La célébration commence cette semaine et elle nous raconte un temps d’oppression et de combat. L’oppression est, comme bien souvent, militaire, politique, culturelle et religieuse. Les Grecs occupent Israël et ils veulent que les Juifs laissent leur conscience propre disparaître. Ils veulent que demain ne retentisse que le bruit et la fureur de leur monde à l’exclusion de tout autre. Ils entreprennent donc la destruction spirituelle, morale puis physique de tout ce qui ne leur ressemble pas ou qui ne plie pas devant eux. C’est un temps d’obscurité, et la nuit est si profonde qu’on pourrait venir à en oublier l’existence de la lumière.

Pourtant, certains savent ne jamais désespérer. Au cœur des temps noirs, ils perçoivent qu’un chemin de vie est toujours ouvert et qu’il tient d’abord à la décision de chacun de s’y engager. C’est ainsi que commence la lutte, puis une véritable guerre, qui débouche sur la victoire miraculeuse de ‘Hanouccah mais surtout sur l’allumage du chandelier à sept branches du Temple de Jérusalem, la Menorah. Et depuis, tous les assauts du monde n’ont pas réussi à l’éteindre ou même à en diminuer la puissance. Par sa nature, la lumière a vaincu l’obscurité et elle l’a fait pour toujours.

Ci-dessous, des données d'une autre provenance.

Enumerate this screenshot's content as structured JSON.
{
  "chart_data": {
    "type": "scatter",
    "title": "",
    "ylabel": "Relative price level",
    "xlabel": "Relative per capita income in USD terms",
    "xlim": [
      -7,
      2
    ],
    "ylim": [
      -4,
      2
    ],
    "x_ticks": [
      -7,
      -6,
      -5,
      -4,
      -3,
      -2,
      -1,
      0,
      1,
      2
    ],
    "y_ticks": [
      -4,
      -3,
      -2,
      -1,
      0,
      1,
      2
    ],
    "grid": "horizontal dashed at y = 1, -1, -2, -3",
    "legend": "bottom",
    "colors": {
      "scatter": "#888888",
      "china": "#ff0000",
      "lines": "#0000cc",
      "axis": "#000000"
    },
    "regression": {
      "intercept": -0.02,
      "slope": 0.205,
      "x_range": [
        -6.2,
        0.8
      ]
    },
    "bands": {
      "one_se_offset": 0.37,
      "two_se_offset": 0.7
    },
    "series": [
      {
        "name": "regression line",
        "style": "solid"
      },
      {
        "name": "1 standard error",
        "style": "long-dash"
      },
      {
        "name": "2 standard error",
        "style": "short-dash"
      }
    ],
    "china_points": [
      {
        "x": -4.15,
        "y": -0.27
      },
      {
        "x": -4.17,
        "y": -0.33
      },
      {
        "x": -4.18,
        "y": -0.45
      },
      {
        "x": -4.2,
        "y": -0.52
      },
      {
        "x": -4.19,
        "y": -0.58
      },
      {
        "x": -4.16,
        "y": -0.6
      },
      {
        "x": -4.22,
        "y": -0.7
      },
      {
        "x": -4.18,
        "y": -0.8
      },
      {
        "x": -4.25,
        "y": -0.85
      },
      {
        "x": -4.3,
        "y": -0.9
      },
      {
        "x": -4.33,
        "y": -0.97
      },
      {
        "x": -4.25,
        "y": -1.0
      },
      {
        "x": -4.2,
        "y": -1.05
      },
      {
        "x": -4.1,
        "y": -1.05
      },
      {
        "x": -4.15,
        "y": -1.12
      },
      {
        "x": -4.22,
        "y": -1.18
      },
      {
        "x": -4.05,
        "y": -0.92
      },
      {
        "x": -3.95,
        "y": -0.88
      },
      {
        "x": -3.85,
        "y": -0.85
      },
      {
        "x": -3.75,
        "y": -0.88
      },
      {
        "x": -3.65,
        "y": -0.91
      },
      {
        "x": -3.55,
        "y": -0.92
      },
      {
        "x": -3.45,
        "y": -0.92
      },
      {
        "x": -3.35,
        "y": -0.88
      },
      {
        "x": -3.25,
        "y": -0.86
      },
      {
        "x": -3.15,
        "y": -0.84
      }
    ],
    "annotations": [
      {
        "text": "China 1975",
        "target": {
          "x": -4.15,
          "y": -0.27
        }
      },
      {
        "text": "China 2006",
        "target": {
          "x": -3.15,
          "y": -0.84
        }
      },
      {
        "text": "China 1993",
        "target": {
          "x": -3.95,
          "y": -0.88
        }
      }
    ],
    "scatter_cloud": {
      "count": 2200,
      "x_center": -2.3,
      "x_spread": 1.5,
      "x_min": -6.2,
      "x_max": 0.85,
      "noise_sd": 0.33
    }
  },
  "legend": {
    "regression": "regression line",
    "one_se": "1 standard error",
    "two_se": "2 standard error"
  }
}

Aujourd’hui, on peut avoir l’impression que les ombres montent à nouveau. D’un temps de relative sérénité, voilà que l’on semble être revenu à une époque d’incertitude et d’angoisse voire de pure furie. Sachons donc nous regrouper autour de la lumière. Elle est la belle expression de la civilisation des hommes. Elle est aussi ce prodige Divin qui fait que ce qui nous entoure est meilleur. Sachons la diffuser autour de nous par nos actions et notre présence. Cela fait aussi partie de notre mission, pour un avenir de paix et de bonheur. Joyeux ‘Hanouccah !

Etincelles de Machiah

 Corps et âme

Un verset prophétique enseigne (Osée 6:2) : « Il nous fera revivre après deux jours ; le troisième jour, il nous redressera et nous vivrons devant Lui. »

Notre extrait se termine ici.